Scaffold support: Provide structured investigation frameworks (PPDAC cycle templates) for entry-level access. Offer partially completed data tables for students who need additional support. Extend capable learners by asking them to critique a statistical claim from a news article, or to design their own community data investigation.

ELL / ESOL: Pre-teach statistical vocabulary (median, mode, range, distribution, sample, population). Pair visual representations (graphs, tables) with plain-language explanations. Allow students to discuss statistical ideas orally before writing. Encourage use of home language for initial sensemaking.

Inclusion: Statistical investigation offers natural differentiation — all students can engage with the same real-world question at different levels of mathematical complexity. Neurodiverse learners benefit from structured, step-by-step investigation processes. Use collaborative group investigation formats that distribute roles (data collector, recorder, analyst, presenter).

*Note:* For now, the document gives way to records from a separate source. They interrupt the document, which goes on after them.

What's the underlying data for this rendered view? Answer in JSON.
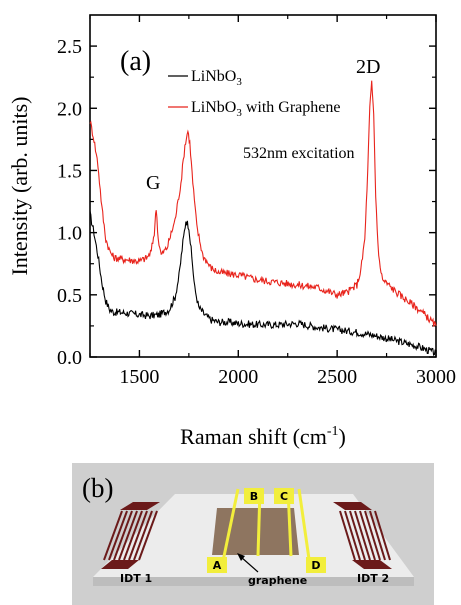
{
  "chart_data": {
    "type": "line",
    "panel_label": "(a)",
    "xlabel_main": "Raman shift (cm",
    "xlabel_sup": "-1",
    "xlabel_close": ")",
    "ylabel": "Intensity (arb. units)",
    "xlim": [
      1250,
      3000
    ],
    "ylim": [
      0,
      2.75
    ],
    "xticks": [
      "1500",
      "2000",
      "2500",
      "3000"
    ],
    "xtick_values": [
      1500,
      2000,
      2500,
      3000
    ],
    "yticks": [
      "0.0",
      "0.5",
      "1.0",
      "1.5",
      "2.0",
      "2.5"
    ],
    "ytick_values": [
      0,
      0.5,
      1.0,
      1.5,
      2.0,
      2.5
    ],
    "legend_position": "top-center",
    "annotations": [
      {
        "text": "G",
        "x": 1580,
        "y": 1.35
      },
      {
        "text": "2D",
        "x": 2680,
        "y": 2.4
      },
      {
        "text": "532nm excitation",
        "x": 2250,
        "y": 1.55
      }
    ],
    "series": [
      {
        "name_main": "LiNbO",
        "name_sub": "3",
        "name_rest": "",
        "color": "#000000",
        "x": [
          1250,
          1270,
          1290,
          1310,
          1330,
          1350,
          1370,
          1400,
          1450,
          1500,
          1550,
          1600,
          1650,
          1680,
          1700,
          1720,
          1735,
          1750,
          1765,
          1780,
          1800,
          1830,
          1860,
          1900,
          1950,
          2000,
          2100,
          2200,
          2300,
          2400,
          2500,
          2600,
          2700,
          2800,
          2900,
          3000
        ],
        "y": [
          1.15,
          1.0,
          0.82,
          0.6,
          0.45,
          0.38,
          0.36,
          0.36,
          0.35,
          0.34,
          0.33,
          0.34,
          0.38,
          0.48,
          0.65,
          0.92,
          1.1,
          1.05,
          0.8,
          0.55,
          0.4,
          0.34,
          0.3,
          0.28,
          0.28,
          0.27,
          0.26,
          0.26,
          0.27,
          0.24,
          0.22,
          0.2,
          0.17,
          0.13,
          0.09,
          0.03
        ]
      },
      {
        "name_main": "LiNbO",
        "name_sub": "3",
        "name_rest": " with Graphene",
        "color": "#e8241c",
        "x": [
          1250,
          1270,
          1290,
          1310,
          1330,
          1350,
          1370,
          1400,
          1450,
          1500,
          1540,
          1560,
          1575,
          1585,
          1595,
          1610,
          1640,
          1680,
          1710,
          1730,
          1745,
          1755,
          1770,
          1790,
          1820,
          1860,
          1900,
          2000,
          2100,
          2200,
          2300,
          2400,
          2500,
          2550,
          2600,
          2620,
          2640,
          2655,
          2665,
          2675,
          2685,
          2695,
          2710,
          2730,
          2760,
          2800,
          2850,
          2900,
          2950,
          3000
        ],
        "y": [
          1.9,
          1.75,
          1.55,
          1.2,
          0.95,
          0.85,
          0.8,
          0.79,
          0.78,
          0.77,
          0.8,
          0.85,
          1.0,
          1.2,
          0.95,
          0.82,
          0.88,
          1.1,
          1.4,
          1.7,
          1.82,
          1.72,
          1.4,
          1.05,
          0.82,
          0.72,
          0.68,
          0.66,
          0.62,
          0.6,
          0.58,
          0.56,
          0.5,
          0.52,
          0.58,
          0.7,
          0.95,
          1.5,
          2.0,
          2.2,
          1.95,
          1.3,
          0.8,
          0.62,
          0.58,
          0.52,
          0.46,
          0.4,
          0.33,
          0.25
        ]
      }
    ]
  },
  "schematic": {
    "panel_label": "(b)",
    "electrode_labels": [
      "A",
      "B",
      "C",
      "D"
    ],
    "idt_left_label": "IDT 1",
    "idt_right_label": "IDT 2",
    "graphene_label": "graphene",
    "colors": {
      "background": "#cfcfcf",
      "platform_top": "#ececec",
      "platform_side": "#bdbdbd",
      "electrode": "#f2ee3c",
      "graphene": "#8e7560",
      "idt_bar": "#6b1a1a",
      "idt_finger": "#ffffff"
    }
  }
}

Mātauranga Māori lens: Tūhuratanga — the practice of careful investigation — resonates deeply with mātauranga Māori. The maramataka is a sophisticated data system: tracking environmental patterns, seasonal cycles, and ecological indicators over generations. Iwi environmental monitoring — counting kaimoana populations, tracking water quality, observing bird migrations — is applied statistical thinking. Framing statistics within community and environmental inquiry connects data to mana whenua responsibilities.

Prior knowledge: Students should have basic familiarity with data displays (bar graphs, dot plots). No prior statistical investigation experience required — the PPDAC inquiry cycle provides accessible scaffolding for first-time investigators.